There is no upgrade path for Windows Server 2012 (non-R2) HyperV role to Windows Server 2016 HyperV. The easiest way would be to setup a new Windows Server 2016 and activate HyperV. However, there may be reasons to perform an inplace upgrade. This is an experience report doing so
Prepare for the Upgrade
First make sure there are no virtual machine related files left on C: drive. Move the configuration files and especially the virtual hard disk files to another drive. I recommend to make list where the VHDX files are place. This can easily be done via PowerShell
Get-VM –VMName * | Select-Object VMid | Get-VHD | select Path | ft
Next uninstall the HyperV role using the Server Manager. Simply select remove roles and features and select the HyperV role. This step requires a reboot and your server will come up a simple plain windows 2012 server.

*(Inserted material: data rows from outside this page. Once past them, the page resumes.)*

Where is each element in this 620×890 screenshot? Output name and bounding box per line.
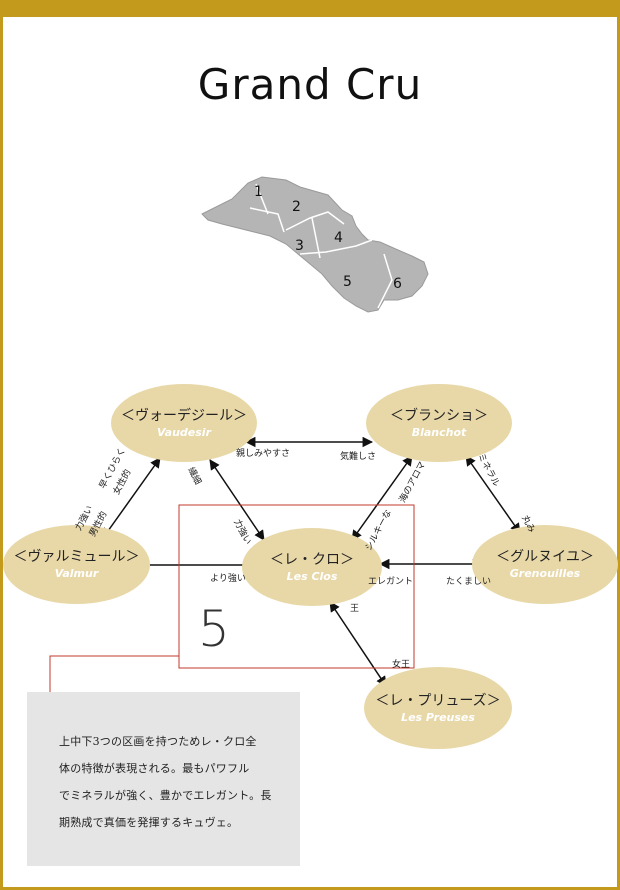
description-line-2: 体の特徴が表現される。最もパワフル [59,762,250,775]
label-yorichikara: より強い [210,574,246,584]
node-grenouilles-jp: ＜グルヌイユ＞ [496,549,594,565]
node-valmur: ＜ヴァルミュール＞ Valmur [3,525,150,604]
node-grenouilles-fr: Grenouilles [509,567,581,580]
map-label-5: 5 [343,274,352,290]
description-line-3: でミネラルが強く、豊かでエレガント。長 [59,789,272,802]
node-vaudesir: ＜ヴォーデジール＞ Vaudesir [111,384,257,462]
page-title: Grand Cru [197,60,423,109]
node-blanchot: ＜ブランショ＞ Blanchot [366,384,512,462]
map-label-2: 2 [292,199,301,215]
map-label-1: 1 [254,184,263,200]
node-lesclos: ＜レ・クロ＞ Les Clos [242,528,382,606]
label-elegant: エレガント [368,577,414,587]
node-blanchot-fr: Blanchot [411,425,467,439]
label-kinan: 気難しさ [340,452,377,462]
node-preuses-jp: ＜レ・プリューズ＞ [375,692,501,709]
node-grenouilles: ＜グルヌイユ＞ Grenouilles [472,525,618,604]
node-lesclos-jp: ＜レ・クロ＞ [270,551,354,568]
map-label-6: 6 [393,276,402,292]
node-blanchot-jp: ＜ブランショ＞ [390,407,488,424]
node-preuses: ＜レ・プリューズ＞ Les Preuses [364,667,512,749]
map-label-4: 4 [334,230,343,246]
description-box: 上中下3つの区画を持つためレ・クロ全 体の特徴が表現される。最もパワフル でミネ… [27,692,300,866]
label-shitashimi: 親しみやすさ [236,449,291,459]
node-vaudesir-fr: Vaudesir [157,425,211,439]
highlight-box [178,504,415,669]
description-line-1: 上中下3つの区画を持つためレ・クロ全 [59,735,257,748]
node-valmur-jp: ＜ヴァルミュール＞ [13,549,140,565]
node-preuses-fr: Les Preuses [401,710,475,724]
label-takumashii: たくましい [446,577,492,587]
highlight-number: 5 [198,600,230,658]
vineyard-map [201,176,429,313]
node-lesclos-fr: Les Clos [286,569,338,583]
highlight-connector [49,655,179,692]
node-valmur-fr: Valmur [54,567,99,580]
description-line-4: 期熟成で真価を発揮するキュヴェ。 [59,816,239,829]
label-jouou: 女王 [392,660,411,670]
node-vaudesir-jp: ＜ヴォーデジール＞ [121,407,247,424]
label-ou: 王 [350,604,360,614]
map-label-3: 3 [295,238,304,254]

After HyperV was uninstalled make sure to remove NIC teaming in case you are using this feature. I recommend to deactivate all but one network adapter. This can also be done using the Server Manager.
Perform Inplace Upgrade
Insert a disk or mount the Windows Server 2016 image. Start the upgrade process. When asked choose to keep all your data and apps. This will preserve your data and applications e.g. the RAID Manager software. The setup wizard warns you that an inplace upgrade is not the preferred way to setup server 2016. Accept and proceed. The upgrade will take a while and requires some reboots.

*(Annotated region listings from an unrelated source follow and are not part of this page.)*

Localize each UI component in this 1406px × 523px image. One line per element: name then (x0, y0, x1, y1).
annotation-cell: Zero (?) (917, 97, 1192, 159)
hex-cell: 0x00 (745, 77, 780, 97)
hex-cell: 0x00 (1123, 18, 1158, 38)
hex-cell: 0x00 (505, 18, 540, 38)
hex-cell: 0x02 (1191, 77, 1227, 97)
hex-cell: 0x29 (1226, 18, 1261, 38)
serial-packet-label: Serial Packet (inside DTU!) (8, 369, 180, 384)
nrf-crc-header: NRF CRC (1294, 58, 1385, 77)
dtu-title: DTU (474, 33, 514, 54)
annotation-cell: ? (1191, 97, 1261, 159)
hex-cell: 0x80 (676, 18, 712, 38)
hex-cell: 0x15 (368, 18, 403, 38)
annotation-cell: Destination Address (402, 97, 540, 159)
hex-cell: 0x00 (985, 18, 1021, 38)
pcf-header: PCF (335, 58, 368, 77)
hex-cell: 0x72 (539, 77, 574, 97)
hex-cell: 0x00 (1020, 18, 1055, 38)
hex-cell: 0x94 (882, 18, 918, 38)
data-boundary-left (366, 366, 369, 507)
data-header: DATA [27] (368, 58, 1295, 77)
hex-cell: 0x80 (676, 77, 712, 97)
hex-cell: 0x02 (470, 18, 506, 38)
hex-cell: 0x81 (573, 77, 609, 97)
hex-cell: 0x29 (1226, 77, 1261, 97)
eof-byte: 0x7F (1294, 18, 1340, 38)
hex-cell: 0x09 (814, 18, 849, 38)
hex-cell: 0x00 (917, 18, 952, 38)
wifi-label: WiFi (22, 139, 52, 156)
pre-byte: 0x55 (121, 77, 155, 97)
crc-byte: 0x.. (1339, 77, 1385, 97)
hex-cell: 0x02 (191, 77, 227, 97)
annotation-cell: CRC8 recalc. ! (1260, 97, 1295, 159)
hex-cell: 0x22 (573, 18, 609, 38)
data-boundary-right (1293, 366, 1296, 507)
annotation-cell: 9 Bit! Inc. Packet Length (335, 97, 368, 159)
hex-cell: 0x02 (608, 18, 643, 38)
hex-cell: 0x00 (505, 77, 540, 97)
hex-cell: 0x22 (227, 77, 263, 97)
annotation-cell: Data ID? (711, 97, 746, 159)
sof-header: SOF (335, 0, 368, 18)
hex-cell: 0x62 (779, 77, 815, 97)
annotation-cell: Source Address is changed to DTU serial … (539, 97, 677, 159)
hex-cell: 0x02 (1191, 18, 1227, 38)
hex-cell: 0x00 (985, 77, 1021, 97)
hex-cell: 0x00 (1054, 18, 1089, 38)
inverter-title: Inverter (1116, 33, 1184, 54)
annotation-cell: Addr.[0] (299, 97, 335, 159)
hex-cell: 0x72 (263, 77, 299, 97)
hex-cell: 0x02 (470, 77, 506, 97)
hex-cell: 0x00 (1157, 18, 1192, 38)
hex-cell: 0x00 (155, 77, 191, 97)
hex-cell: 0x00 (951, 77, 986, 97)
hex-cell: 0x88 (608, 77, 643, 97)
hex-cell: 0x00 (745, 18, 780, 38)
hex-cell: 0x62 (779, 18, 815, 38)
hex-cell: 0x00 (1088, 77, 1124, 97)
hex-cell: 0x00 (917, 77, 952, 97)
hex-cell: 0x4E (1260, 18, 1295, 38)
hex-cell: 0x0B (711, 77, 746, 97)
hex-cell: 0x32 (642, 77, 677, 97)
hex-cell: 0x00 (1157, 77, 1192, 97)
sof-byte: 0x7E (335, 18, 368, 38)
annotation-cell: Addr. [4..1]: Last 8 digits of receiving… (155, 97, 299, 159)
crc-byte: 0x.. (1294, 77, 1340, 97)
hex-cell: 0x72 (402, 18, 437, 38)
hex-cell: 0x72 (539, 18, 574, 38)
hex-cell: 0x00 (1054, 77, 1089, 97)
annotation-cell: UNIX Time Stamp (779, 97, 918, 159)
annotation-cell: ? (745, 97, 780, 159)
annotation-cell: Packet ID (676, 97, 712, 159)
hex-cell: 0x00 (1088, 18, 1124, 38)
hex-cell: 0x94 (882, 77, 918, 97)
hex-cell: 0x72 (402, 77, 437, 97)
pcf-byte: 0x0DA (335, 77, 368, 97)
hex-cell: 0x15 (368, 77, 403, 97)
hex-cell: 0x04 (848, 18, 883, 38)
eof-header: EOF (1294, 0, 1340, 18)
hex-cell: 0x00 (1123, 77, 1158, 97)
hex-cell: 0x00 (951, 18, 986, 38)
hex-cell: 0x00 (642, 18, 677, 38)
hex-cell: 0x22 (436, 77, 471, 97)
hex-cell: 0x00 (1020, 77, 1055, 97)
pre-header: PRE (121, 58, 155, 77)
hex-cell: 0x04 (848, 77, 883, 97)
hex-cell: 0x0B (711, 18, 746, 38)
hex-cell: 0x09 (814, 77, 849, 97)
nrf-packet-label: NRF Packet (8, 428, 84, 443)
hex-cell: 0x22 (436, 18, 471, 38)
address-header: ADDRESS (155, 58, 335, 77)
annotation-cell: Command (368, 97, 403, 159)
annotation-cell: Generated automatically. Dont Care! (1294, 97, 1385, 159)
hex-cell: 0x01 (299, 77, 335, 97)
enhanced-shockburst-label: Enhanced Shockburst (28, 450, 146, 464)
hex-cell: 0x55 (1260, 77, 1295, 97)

Setup HyperV on Server 2016
After the upgrade process has finished, its time to setup HyperV again. First configure the NIC teaming again. Activating the HyperV role in Server 2016 is almost the same as in Server 2012. This can be done by using the Server Manager installing new roles and features. Activating HyperV will require a reboot. After the reboot configure a virtual switch so your VMs can access the network again.

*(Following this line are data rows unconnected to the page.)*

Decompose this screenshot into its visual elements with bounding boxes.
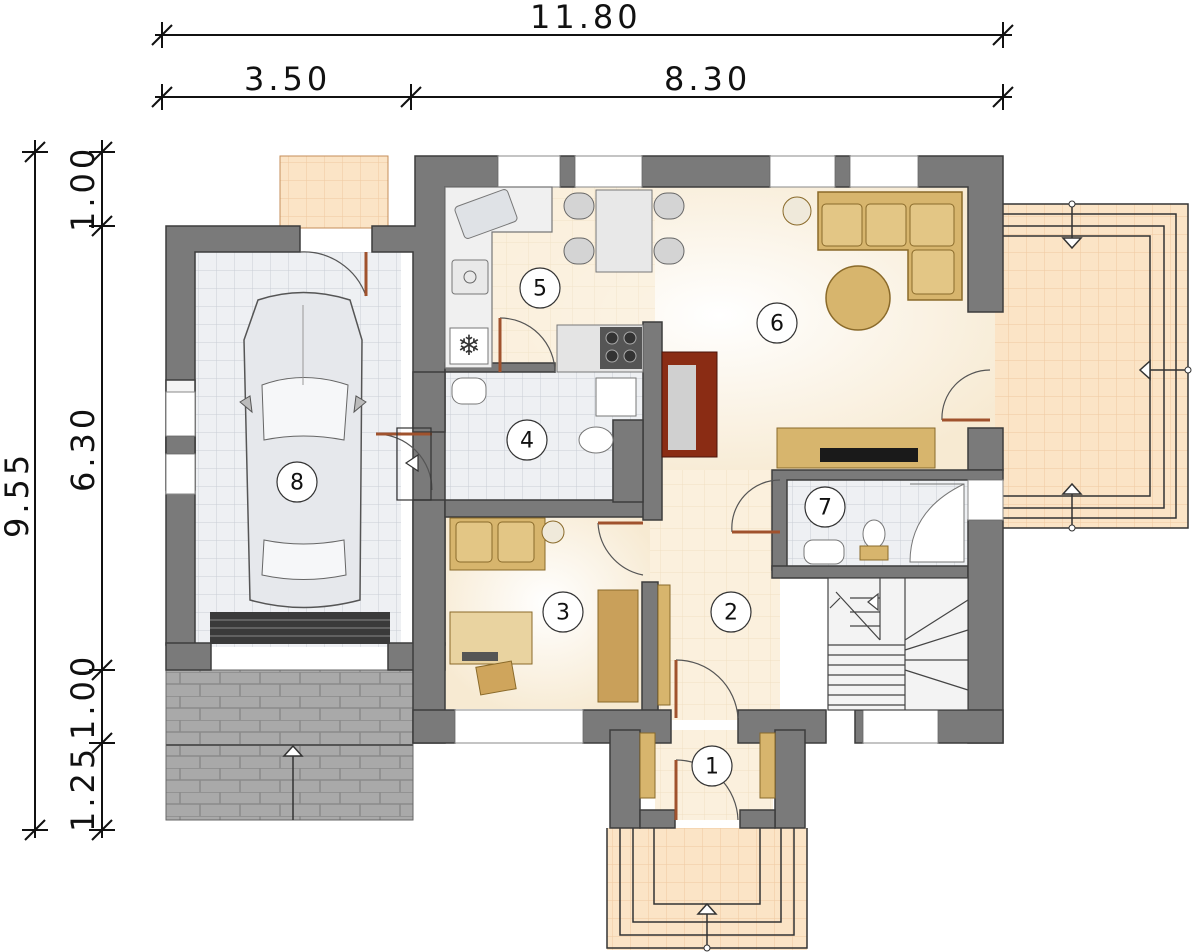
fireplace-inner (668, 365, 696, 450)
dim-right-width: 8.30 (664, 60, 751, 98)
room-markers (276, 267, 846, 787)
room-5-label: 5 (533, 277, 547, 302)
coffee-table (825, 265, 891, 331)
bathroom-fixtures (451, 377, 637, 454)
wardrobes (639, 584, 776, 799)
dimension-lines (22, 22, 1014, 841)
kitchen-counter: ❄ (444, 186, 644, 373)
room-8-label: 8 (290, 471, 304, 496)
terrace-right (995, 200, 1192, 532)
svg-text:❄: ❄ (457, 329, 480, 362)
car (239, 291, 367, 609)
garage-door (210, 612, 390, 644)
staircase (827, 577, 969, 711)
room-7-label: 7 (818, 496, 832, 521)
room-4-label: 4 (520, 429, 534, 454)
dim-depth-lower: 1.00 (64, 653, 102, 740)
room-6-label: 6 (770, 312, 784, 337)
dim-total-width: 11.80 (530, 0, 642, 36)
terrace-entrance (606, 828, 808, 952)
dim-depth-top: 1.00 (64, 145, 102, 232)
room-1-label: 1 (705, 755, 719, 780)
dim-left-width: 3.50 (244, 60, 331, 98)
dining-table (563, 189, 685, 273)
wc-fixtures (803, 483, 965, 565)
room-3-label: 3 (556, 601, 570, 626)
driveway-paving (165, 669, 414, 821)
plant (782, 196, 812, 226)
sofa-living (817, 191, 963, 301)
dim-depth-middle: 6.30 (64, 405, 102, 492)
room-2-label: 2 (724, 601, 738, 626)
windows (165, 155, 1004, 744)
dim-total-depth: 9.55 (0, 451, 36, 538)
office-furniture (449, 517, 639, 703)
tv (820, 448, 918, 462)
doors (299, 251, 991, 821)
terrace-top-garage (279, 155, 389, 229)
dim-depth-bottom: 1.25 (64, 745, 102, 832)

Import the Virtual Machines again
By default HyperV on Server 2012 has no clue about the VMs in former Server 2012. The virtual machines have to be imported manually. This can be done using the HyperV console. First, provide the folder where the virtual machine configuration is placed. Afterwards choose to directly register the VM.
Next provide the folder where the virtual hard disk files are placed. Don’t get confused because you don’t see the actual VHDX files in the selection dialog. The import wizard will check if the virtual hard disk named in the configuration file can be found in this folder. If the wizard can’t find the virtual hard disk file, take a look a the list of vhdx file paths generated by the PowerShell script.
When all the VMs are imported the upgrade is almost finished. The the network connection of the virtual machines and make sure they can access the network via the newly created virtual switch. Removing the virtual network adapter and adding the virtual network adapter again can help Perform some tests, maybe reboot the server again and install the latest updates.